Foster’s scientific background plays a key role in her wedding cake designs. “I’m very lean. I’m very neat. I’m very meticulous, and it’s all about science,” she says. This ethos comes to the fore when viewing the talented baker’s oeuvre, which contains architectural façades, intricate textures and towering tiers. But Foster’s modernist creations also required research in a new field. “I was self-taught for a long time and trying to figure out how people are holding these huge structures together,” she says. She turned to the instruction of bakeries, including Toronto’s LiMa Cakes and Australia’s Marina Machado Cakes, and flew as far as Switzerland to learn new cake styles and techniques.

A steady hand and creative mind result in beautiful cake creations by Altreisha Foster.
As the sole baker behind Sugarspoon Desserts, Foster accepts around two to three wedding cake commissions per month. Once a couple completes the inquiry form, she schedules a 30 minute call with them. “I want to learn about you,” Foster says. Some of the questions out of the gate include what drew the couple to her and which Sugarspoon creations called to them specifically, though Foster shies away from doing repeats. “I love to work with color, so once I understand who the couple is, I can make recommendations,” she says.
If a client is inspired by a wedding cake, Foster asks for six to 10 more examples. “I want to get this person’s personality to see what types of cake that she likes,” she says.

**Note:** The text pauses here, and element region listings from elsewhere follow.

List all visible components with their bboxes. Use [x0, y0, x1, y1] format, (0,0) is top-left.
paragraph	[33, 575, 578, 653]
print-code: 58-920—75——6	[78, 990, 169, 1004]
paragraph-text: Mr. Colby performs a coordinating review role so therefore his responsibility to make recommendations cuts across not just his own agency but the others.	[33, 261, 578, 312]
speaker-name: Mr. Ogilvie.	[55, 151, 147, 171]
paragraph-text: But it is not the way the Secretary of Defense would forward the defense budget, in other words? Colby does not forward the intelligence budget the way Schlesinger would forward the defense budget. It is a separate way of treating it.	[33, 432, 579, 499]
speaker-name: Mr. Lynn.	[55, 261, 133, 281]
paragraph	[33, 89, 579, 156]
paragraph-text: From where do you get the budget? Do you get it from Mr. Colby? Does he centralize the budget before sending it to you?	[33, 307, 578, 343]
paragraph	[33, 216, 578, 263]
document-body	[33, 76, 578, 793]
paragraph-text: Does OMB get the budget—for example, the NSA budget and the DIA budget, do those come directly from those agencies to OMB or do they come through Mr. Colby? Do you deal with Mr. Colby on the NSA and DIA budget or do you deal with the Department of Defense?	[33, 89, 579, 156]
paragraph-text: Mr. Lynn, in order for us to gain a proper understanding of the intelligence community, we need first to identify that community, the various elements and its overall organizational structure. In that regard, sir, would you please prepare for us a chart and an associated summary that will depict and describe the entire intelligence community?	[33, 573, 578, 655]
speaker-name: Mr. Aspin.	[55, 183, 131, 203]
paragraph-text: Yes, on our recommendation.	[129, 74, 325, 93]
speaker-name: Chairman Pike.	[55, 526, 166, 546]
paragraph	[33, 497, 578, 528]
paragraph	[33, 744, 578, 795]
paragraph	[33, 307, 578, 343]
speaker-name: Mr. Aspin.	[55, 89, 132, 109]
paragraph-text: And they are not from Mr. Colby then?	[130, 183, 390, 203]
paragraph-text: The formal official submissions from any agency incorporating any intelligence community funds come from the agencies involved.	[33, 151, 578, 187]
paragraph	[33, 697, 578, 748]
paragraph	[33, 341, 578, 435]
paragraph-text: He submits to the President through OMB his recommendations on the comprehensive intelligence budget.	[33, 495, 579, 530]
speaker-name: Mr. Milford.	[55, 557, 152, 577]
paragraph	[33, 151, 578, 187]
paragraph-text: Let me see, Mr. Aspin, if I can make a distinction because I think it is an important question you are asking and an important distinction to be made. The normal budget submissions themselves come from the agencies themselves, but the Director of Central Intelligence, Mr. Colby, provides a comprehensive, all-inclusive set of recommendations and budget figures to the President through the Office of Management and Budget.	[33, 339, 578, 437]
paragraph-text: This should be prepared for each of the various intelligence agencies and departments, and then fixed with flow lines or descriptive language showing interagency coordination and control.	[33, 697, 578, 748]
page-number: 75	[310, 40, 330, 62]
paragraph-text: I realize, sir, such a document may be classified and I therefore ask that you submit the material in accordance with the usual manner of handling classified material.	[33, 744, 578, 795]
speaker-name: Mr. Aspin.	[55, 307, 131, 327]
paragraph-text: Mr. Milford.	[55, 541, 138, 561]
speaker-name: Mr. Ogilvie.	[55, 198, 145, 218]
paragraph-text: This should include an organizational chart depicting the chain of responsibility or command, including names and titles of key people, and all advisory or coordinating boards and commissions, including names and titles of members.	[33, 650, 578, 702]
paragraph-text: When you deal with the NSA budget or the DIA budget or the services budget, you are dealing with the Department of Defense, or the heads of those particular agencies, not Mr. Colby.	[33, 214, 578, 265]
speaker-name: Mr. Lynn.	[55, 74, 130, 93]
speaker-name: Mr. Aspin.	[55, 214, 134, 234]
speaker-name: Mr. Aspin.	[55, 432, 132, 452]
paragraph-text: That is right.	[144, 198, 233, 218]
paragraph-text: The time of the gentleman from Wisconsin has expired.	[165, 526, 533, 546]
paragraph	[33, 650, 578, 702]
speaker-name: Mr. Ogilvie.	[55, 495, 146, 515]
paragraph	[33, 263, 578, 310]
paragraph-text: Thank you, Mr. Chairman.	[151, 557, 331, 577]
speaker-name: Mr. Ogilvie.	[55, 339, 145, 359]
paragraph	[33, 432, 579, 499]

From there, Foster incorporates elements from each of the inspiration cakes to compose a sketch. “I would say nine out of 10 times, they go along with the sketch that I present to them as opposed to just doing someone else’s cake,” she says.
But Foster is also familiar with one of her cakes serving as a major source of inspiration for couples. “My big break, I would say, came from when I did this seven-tiered cake for The Bachelorette a couple of years ago,” she says. The towering white cake was adorned with 200 red roses to commemorate the 200th episode of the TV show, which was filmed in Minneapolis during the 18th season. “[Clients] were bringing [me] this cake because it was on the television. It was everywhere,” Foster says. “I didn’t want to keep recreating that cake. For me, I had to be really persistent in trying to bring out the couple’s personality as opposed to this one trick.”

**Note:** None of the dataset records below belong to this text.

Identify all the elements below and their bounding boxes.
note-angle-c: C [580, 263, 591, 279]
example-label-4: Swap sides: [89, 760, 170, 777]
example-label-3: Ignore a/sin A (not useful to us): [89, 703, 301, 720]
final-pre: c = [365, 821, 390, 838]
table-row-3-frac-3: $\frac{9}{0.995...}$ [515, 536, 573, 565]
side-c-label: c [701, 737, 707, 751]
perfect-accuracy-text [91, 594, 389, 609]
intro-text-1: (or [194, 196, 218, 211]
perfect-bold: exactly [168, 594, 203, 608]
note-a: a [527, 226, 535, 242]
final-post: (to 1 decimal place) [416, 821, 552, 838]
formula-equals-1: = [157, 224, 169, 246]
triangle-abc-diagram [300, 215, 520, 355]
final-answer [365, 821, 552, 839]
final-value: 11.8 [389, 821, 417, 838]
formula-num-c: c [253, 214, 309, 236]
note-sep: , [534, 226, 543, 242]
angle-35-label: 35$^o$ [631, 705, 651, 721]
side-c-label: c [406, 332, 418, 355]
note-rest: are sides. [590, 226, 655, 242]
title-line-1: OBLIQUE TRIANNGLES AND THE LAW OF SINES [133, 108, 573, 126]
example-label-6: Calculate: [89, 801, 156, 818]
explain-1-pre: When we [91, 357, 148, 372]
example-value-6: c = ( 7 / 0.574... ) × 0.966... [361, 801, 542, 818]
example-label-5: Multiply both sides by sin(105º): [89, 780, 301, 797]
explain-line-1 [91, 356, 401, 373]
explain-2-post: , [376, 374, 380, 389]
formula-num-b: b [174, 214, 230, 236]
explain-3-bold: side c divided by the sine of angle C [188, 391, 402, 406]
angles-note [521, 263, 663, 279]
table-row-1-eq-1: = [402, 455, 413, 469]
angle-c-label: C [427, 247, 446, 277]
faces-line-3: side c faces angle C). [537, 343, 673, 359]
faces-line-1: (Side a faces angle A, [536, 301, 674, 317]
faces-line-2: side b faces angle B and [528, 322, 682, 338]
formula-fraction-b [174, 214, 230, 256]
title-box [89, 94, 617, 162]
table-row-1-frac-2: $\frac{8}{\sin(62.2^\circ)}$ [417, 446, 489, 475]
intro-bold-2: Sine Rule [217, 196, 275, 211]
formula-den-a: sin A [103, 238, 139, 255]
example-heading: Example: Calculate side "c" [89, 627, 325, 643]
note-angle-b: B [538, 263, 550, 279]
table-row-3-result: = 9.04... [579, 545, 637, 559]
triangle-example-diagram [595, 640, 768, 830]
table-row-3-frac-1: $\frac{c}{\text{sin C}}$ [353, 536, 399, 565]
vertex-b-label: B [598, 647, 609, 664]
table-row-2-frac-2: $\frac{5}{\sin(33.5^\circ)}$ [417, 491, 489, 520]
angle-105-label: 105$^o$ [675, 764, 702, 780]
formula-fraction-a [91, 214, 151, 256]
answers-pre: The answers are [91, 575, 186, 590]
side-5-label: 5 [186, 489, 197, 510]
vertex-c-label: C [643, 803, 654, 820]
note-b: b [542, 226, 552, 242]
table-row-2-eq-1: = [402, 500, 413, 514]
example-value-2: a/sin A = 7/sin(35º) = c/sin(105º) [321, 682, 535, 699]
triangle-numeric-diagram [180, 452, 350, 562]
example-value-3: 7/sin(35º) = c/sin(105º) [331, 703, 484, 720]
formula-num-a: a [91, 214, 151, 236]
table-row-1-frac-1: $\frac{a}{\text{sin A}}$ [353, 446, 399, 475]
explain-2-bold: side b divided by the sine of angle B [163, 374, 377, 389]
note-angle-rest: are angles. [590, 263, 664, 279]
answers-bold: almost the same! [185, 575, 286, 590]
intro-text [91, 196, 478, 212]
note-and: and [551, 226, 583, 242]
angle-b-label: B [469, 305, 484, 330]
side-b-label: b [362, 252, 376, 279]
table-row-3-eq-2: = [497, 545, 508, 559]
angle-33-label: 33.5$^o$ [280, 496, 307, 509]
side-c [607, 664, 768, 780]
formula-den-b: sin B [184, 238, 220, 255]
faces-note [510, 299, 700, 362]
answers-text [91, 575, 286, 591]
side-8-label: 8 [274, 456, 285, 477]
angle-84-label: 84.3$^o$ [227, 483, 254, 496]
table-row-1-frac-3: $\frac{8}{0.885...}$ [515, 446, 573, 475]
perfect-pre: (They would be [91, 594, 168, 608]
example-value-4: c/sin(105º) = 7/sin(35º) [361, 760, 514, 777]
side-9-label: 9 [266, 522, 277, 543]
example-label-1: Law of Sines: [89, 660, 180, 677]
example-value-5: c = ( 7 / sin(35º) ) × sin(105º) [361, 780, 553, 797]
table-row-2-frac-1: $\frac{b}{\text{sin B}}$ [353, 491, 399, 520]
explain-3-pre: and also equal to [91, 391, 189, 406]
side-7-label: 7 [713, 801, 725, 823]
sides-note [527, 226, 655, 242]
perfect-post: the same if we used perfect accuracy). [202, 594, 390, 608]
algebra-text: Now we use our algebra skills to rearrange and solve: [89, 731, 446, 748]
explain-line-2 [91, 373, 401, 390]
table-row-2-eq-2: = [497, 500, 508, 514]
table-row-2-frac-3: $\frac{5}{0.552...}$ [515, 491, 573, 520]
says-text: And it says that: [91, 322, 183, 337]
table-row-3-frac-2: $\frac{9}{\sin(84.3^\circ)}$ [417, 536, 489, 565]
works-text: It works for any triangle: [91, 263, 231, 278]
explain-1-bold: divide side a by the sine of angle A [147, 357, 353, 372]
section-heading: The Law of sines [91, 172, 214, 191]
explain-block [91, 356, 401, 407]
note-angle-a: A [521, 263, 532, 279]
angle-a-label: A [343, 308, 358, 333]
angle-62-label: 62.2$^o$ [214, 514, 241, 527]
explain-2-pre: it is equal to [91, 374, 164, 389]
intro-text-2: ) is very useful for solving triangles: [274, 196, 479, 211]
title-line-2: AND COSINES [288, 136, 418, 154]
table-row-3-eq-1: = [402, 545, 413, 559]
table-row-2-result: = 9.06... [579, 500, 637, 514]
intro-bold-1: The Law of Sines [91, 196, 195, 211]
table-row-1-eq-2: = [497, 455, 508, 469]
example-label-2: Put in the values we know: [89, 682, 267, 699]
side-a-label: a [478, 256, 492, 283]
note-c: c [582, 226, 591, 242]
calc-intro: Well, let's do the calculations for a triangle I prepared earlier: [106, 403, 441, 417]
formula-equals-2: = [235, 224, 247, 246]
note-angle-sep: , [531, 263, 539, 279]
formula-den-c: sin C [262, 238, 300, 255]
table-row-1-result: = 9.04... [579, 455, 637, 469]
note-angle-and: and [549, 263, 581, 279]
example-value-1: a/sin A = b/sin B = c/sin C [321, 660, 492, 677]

n area couple’s cake served as a particularly challenging but rewarding feat. The design consisted of six tiers of pillow replicas, stacked one on top of the other, each with its own cake flavor. “That, to me, was one of my favorite cakes to make because it actually tested me; I hand carved those pillows,” Altreisha Foster says.

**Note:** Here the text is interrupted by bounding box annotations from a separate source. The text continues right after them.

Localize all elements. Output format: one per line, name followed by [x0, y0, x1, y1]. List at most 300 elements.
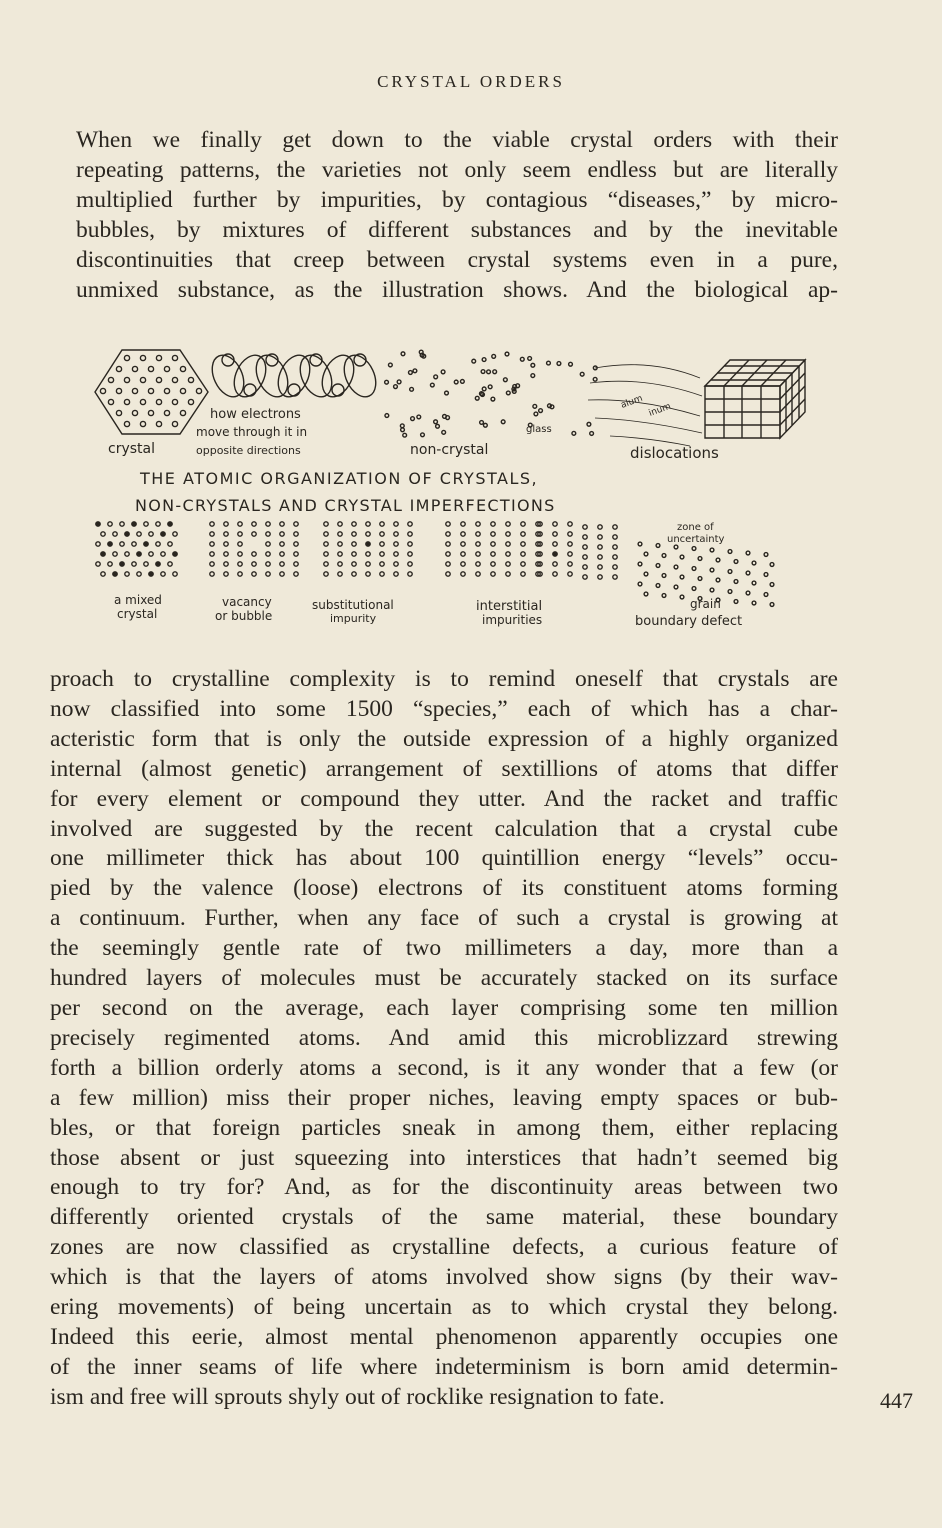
atom	[366, 562, 370, 566]
atom	[366, 572, 370, 576]
atom	[613, 555, 617, 559]
atom	[662, 554, 666, 558]
atom	[656, 584, 660, 588]
atom	[156, 355, 161, 360]
atom	[224, 552, 228, 556]
atom	[491, 532, 495, 536]
electron-path	[294, 350, 338, 402]
atom	[568, 522, 572, 526]
atom	[436, 424, 440, 428]
atom	[501, 420, 505, 424]
atom	[506, 542, 510, 546]
atom	[238, 562, 242, 566]
atom	[568, 572, 572, 576]
atom	[161, 552, 165, 556]
atom	[96, 562, 100, 566]
atom	[580, 372, 584, 376]
atom	[294, 572, 298, 576]
atom	[568, 552, 572, 556]
atom	[506, 552, 510, 556]
atom	[410, 387, 414, 391]
atom	[598, 525, 602, 529]
atom	[238, 532, 242, 536]
atom	[472, 359, 476, 363]
text-line: a continuum. Further, when any face of such a crystal is growing at	[50, 905, 838, 932]
text-line: Indeed this eerie, almost mental phenomenon apparently occupies one	[50, 1323, 838, 1350]
atom	[553, 552, 557, 556]
atom	[116, 410, 121, 415]
atom	[352, 572, 356, 576]
atom	[294, 532, 298, 536]
atom	[324, 522, 328, 526]
atom	[210, 572, 214, 576]
atom	[148, 366, 153, 371]
atom	[491, 552, 495, 556]
atom	[716, 578, 720, 582]
text-line: for every element or compound they utter. And the racket and traffic	[50, 785, 838, 812]
atom	[116, 388, 121, 393]
electron-path	[272, 350, 316, 402]
atom	[419, 350, 423, 354]
atom	[491, 572, 495, 576]
atom	[417, 415, 421, 419]
label-zone-2: uncertainty	[667, 534, 725, 545]
atom	[491, 542, 495, 546]
atom	[443, 414, 447, 418]
atom	[394, 552, 398, 556]
atom	[521, 532, 525, 536]
atom	[520, 357, 524, 361]
atom	[461, 552, 465, 556]
atom	[587, 422, 591, 426]
atom	[210, 532, 214, 536]
text-line: acteristic form that is only the outside expression of a highly organized	[50, 725, 838, 752]
atom	[210, 542, 214, 546]
atom	[461, 562, 465, 566]
atom	[394, 532, 398, 536]
atom	[224, 542, 228, 546]
atom	[710, 568, 714, 572]
atom	[728, 570, 732, 574]
atom	[476, 542, 480, 546]
atom	[662, 594, 666, 598]
atom	[583, 575, 587, 579]
atom	[156, 421, 161, 426]
atom	[460, 380, 464, 384]
atom	[385, 380, 389, 384]
electron-path	[250, 350, 294, 402]
atom	[120, 562, 124, 566]
atom	[516, 384, 520, 388]
label-inter-1: interstitial	[476, 599, 543, 614]
atom	[188, 377, 193, 382]
atom	[210, 522, 214, 526]
atom	[548, 404, 552, 408]
electron-loops	[206, 350, 382, 402]
atom	[210, 552, 214, 556]
non-crystal-atoms	[385, 350, 598, 437]
text-line: bles, or that foreign particles sneak in among them, either replacing	[50, 1114, 838, 1141]
atom	[172, 377, 177, 382]
text-line: repeating patterns, the varieties not only seem endless but are literally	[76, 156, 838, 183]
atom	[394, 562, 398, 566]
atom	[770, 563, 774, 567]
atom	[380, 522, 384, 526]
atom	[108, 377, 113, 382]
atom	[324, 572, 328, 576]
label-mixed-2: crystal	[117, 607, 158, 621]
atom	[568, 532, 572, 536]
atom	[680, 595, 684, 599]
atom	[598, 545, 602, 549]
atom	[188, 399, 193, 404]
atom	[173, 572, 177, 576]
atom	[280, 572, 284, 576]
atom	[238, 522, 242, 526]
atom	[710, 588, 714, 592]
atom	[164, 410, 169, 415]
atom	[244, 384, 256, 396]
atom	[553, 572, 557, 576]
atom	[266, 572, 270, 576]
atom	[583, 545, 587, 549]
atom	[144, 562, 148, 566]
atom	[521, 522, 525, 526]
atom	[728, 590, 732, 594]
atom	[411, 417, 415, 421]
atom	[380, 572, 384, 576]
atom	[492, 354, 496, 358]
atom	[168, 542, 172, 546]
atom	[770, 583, 774, 587]
atom	[380, 532, 384, 536]
atom	[674, 545, 678, 549]
atom	[506, 562, 510, 566]
atom	[710, 548, 714, 552]
atom	[408, 532, 412, 536]
atom	[505, 352, 509, 356]
atom	[352, 532, 356, 536]
atom	[144, 522, 148, 526]
atom	[380, 562, 384, 566]
atom	[528, 357, 532, 361]
atom	[553, 562, 557, 566]
atom	[531, 363, 535, 367]
atom	[674, 565, 678, 569]
electron-path	[206, 350, 250, 402]
atom	[531, 374, 535, 378]
atom	[338, 572, 342, 576]
atom	[583, 535, 587, 539]
atom	[454, 380, 458, 384]
running-header: CRYSTAL ORDERS	[377, 72, 565, 91]
atom	[164, 366, 169, 371]
text-line: enough to try for? And, as for the discontinuity areas between two	[50, 1174, 838, 1201]
label-boundary: boundary defect	[635, 614, 743, 629]
atom	[252, 532, 256, 536]
atom	[613, 535, 617, 539]
text-line: bubbles, by mixtures of different substances and by the inevitable	[76, 216, 838, 243]
atom	[161, 572, 165, 576]
text-line: a few million) miss their proper niches, leaving empty spaces or bub-	[50, 1084, 838, 1111]
atom	[101, 532, 105, 536]
atom	[132, 562, 136, 566]
atom	[352, 542, 356, 546]
atom	[397, 380, 401, 384]
atom	[132, 542, 136, 546]
atom	[294, 522, 298, 526]
atom	[120, 522, 124, 526]
atom	[324, 542, 328, 546]
atom	[140, 421, 145, 426]
text-line: multiplied further by impurities, by contagious “diseases,” by micro-	[76, 186, 838, 213]
atom	[173, 552, 177, 556]
atom	[280, 522, 284, 526]
electron-path	[316, 350, 360, 402]
atom	[487, 370, 491, 374]
atom	[481, 370, 485, 374]
label-alum: alum	[619, 393, 645, 411]
label-vacancy-1: vacancy	[222, 595, 272, 609]
atom	[446, 572, 450, 576]
atom	[324, 552, 328, 556]
atom	[148, 388, 153, 393]
atom	[266, 532, 270, 536]
atom	[421, 433, 425, 437]
atom	[96, 522, 100, 526]
atom	[352, 562, 356, 566]
atom	[266, 562, 270, 566]
atom	[137, 532, 141, 536]
atom	[590, 432, 594, 436]
label-glass: glass	[526, 424, 552, 435]
atom	[156, 522, 160, 526]
atom	[164, 388, 169, 393]
atom	[394, 572, 398, 576]
atom	[434, 420, 438, 424]
atom	[613, 525, 617, 529]
atom	[394, 385, 398, 389]
paragraph-1	[50, 126, 838, 305]
atom	[125, 532, 129, 536]
atom	[491, 522, 495, 526]
atom	[613, 575, 617, 579]
atom	[173, 532, 177, 536]
atom	[613, 545, 617, 549]
label-crystal: crystal	[108, 441, 155, 457]
atom	[380, 552, 384, 556]
electron-path	[228, 350, 272, 402]
atom	[280, 552, 284, 556]
text-line: zones are now classified as crystalline defects, a curious feature of	[50, 1234, 838, 1261]
atom	[266, 522, 270, 526]
atom	[100, 388, 105, 393]
atom	[113, 552, 117, 556]
atom	[506, 391, 510, 395]
atom	[583, 565, 587, 569]
atom	[352, 522, 356, 526]
atom	[746, 591, 750, 595]
atom	[692, 587, 696, 591]
atom	[533, 404, 537, 408]
atom	[196, 388, 201, 393]
label-inum: inum	[647, 401, 673, 419]
atom	[403, 433, 407, 437]
text-line: pied by the valence (loose) electrons of its constituent atoms forming	[50, 875, 838, 902]
atom	[294, 552, 298, 556]
atom	[124, 355, 129, 360]
atom	[476, 552, 480, 556]
atom	[728, 550, 732, 554]
label-zone-1: zone of	[677, 522, 714, 533]
atom	[108, 522, 112, 526]
atom	[583, 555, 587, 559]
atom	[238, 542, 242, 546]
crystal-atoms	[100, 355, 201, 426]
atom	[598, 535, 602, 539]
atom	[483, 423, 487, 427]
atom	[638, 582, 642, 586]
atom	[746, 551, 750, 555]
atom	[101, 572, 105, 576]
atom	[662, 574, 666, 578]
crystal-hexagon	[95, 350, 208, 434]
atom	[125, 572, 129, 576]
atom	[332, 384, 344, 396]
label-electrons-2: move through it in	[196, 425, 308, 439]
atom	[638, 542, 642, 546]
atom	[446, 552, 450, 556]
text-line: forth a billion orderly atoms a second, is it any wonder that a few (or	[50, 1054, 838, 1081]
atom	[764, 573, 768, 577]
atom	[385, 414, 389, 418]
atom	[338, 562, 342, 566]
atom	[394, 522, 398, 526]
label-grain: grain	[690, 597, 721, 611]
atom	[480, 421, 484, 425]
atom	[156, 562, 160, 566]
atom	[476, 532, 480, 536]
atom	[338, 522, 342, 526]
atom	[446, 532, 450, 536]
atom	[506, 532, 510, 536]
atom	[401, 428, 405, 432]
text-line: now classified into some 1500 “species,” each of which has a char-	[50, 695, 838, 722]
atom	[401, 352, 405, 356]
atom	[125, 552, 129, 556]
label-subst-1: substitutional	[312, 598, 394, 612]
atom	[553, 532, 557, 536]
atom	[692, 567, 696, 571]
atom	[446, 542, 450, 546]
atom	[521, 542, 525, 546]
label-vacancy-2: or bubble	[215, 609, 273, 623]
label-mixed-1: a mixed	[114, 593, 162, 607]
atom	[764, 553, 768, 557]
atom	[506, 522, 510, 526]
atom	[680, 555, 684, 559]
electron-path	[338, 350, 382, 402]
text-line: involved are suggested by the recent calculation that a crystal cube	[50, 815, 838, 842]
atom	[521, 562, 525, 566]
atom	[434, 375, 438, 379]
atom	[149, 552, 153, 556]
atom	[598, 555, 602, 559]
atom	[461, 542, 465, 546]
atom	[698, 557, 702, 561]
atom	[521, 572, 525, 576]
atom	[294, 562, 298, 566]
atom	[441, 370, 445, 374]
text-line: proach to crystalline complexity is to remind oneself that crystals are	[50, 666, 838, 692]
atom	[224, 572, 228, 576]
atom	[113, 532, 117, 536]
atom	[572, 431, 576, 435]
atom	[252, 522, 256, 526]
text-line: the seemingly gentle rate of two millimeters a day, more than a	[50, 935, 838, 962]
atom	[408, 562, 412, 566]
atom	[734, 580, 738, 584]
atom	[644, 572, 648, 576]
atom	[224, 562, 228, 566]
atom	[430, 383, 434, 387]
atom	[521, 552, 525, 556]
atom	[388, 363, 392, 367]
atom	[366, 522, 370, 526]
atom	[557, 362, 561, 366]
atom	[476, 562, 480, 566]
atom	[294, 542, 298, 546]
atom	[168, 562, 172, 566]
atom	[493, 370, 497, 374]
atom	[568, 562, 572, 566]
atom	[476, 572, 480, 576]
atom	[116, 366, 121, 371]
atom	[598, 575, 602, 579]
atom	[409, 371, 413, 375]
atom	[698, 577, 702, 581]
atom	[140, 399, 145, 404]
atom	[338, 532, 342, 536]
atom	[101, 552, 105, 556]
atom	[770, 603, 774, 607]
text-line: per second on the average, each layer comprising some ten million	[50, 994, 838, 1021]
dislocation-streaks	[588, 365, 702, 446]
label-electrons-1: how electrons	[210, 407, 301, 422]
text-line: unmixed substance, as the illustration shows. And the biological ap-	[76, 276, 838, 303]
atom	[149, 532, 153, 536]
atom	[124, 377, 129, 382]
atom	[132, 410, 137, 415]
atom	[461, 572, 465, 576]
atom	[734, 600, 738, 604]
atom	[445, 391, 449, 395]
atom	[553, 522, 557, 526]
atom	[408, 572, 412, 576]
atom	[238, 552, 242, 556]
atom	[716, 558, 720, 562]
atom	[569, 362, 573, 366]
atom	[266, 552, 270, 556]
atom	[132, 522, 136, 526]
atom	[252, 572, 256, 576]
atom	[180, 410, 185, 415]
text-line: those absent or just squeezing into interstices that hadn’t seemed big	[50, 1144, 838, 1171]
atom	[124, 421, 129, 426]
label-electrons-3: opposite directions	[196, 444, 301, 457]
atom	[475, 396, 479, 400]
atom	[156, 542, 160, 546]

Rather than being pigeonholed, Foster has continued to experiment and grow in her artistry, and her cakes have graced the dessert tables of couples across the Twin Cities. Event planner Ashley Mansy of Poppati Events is a frequent collaborator, bringing elaborate cake designs to Foster for her Lake Minnetonka area clients. For a recent Minnetonka wedding, Foster crafted over 50 delicate wafer roses, dusted in shades of pink and brown. “We had sugar sails that were wrapping this 36-inch cake, and it was just amazing,” Foster says.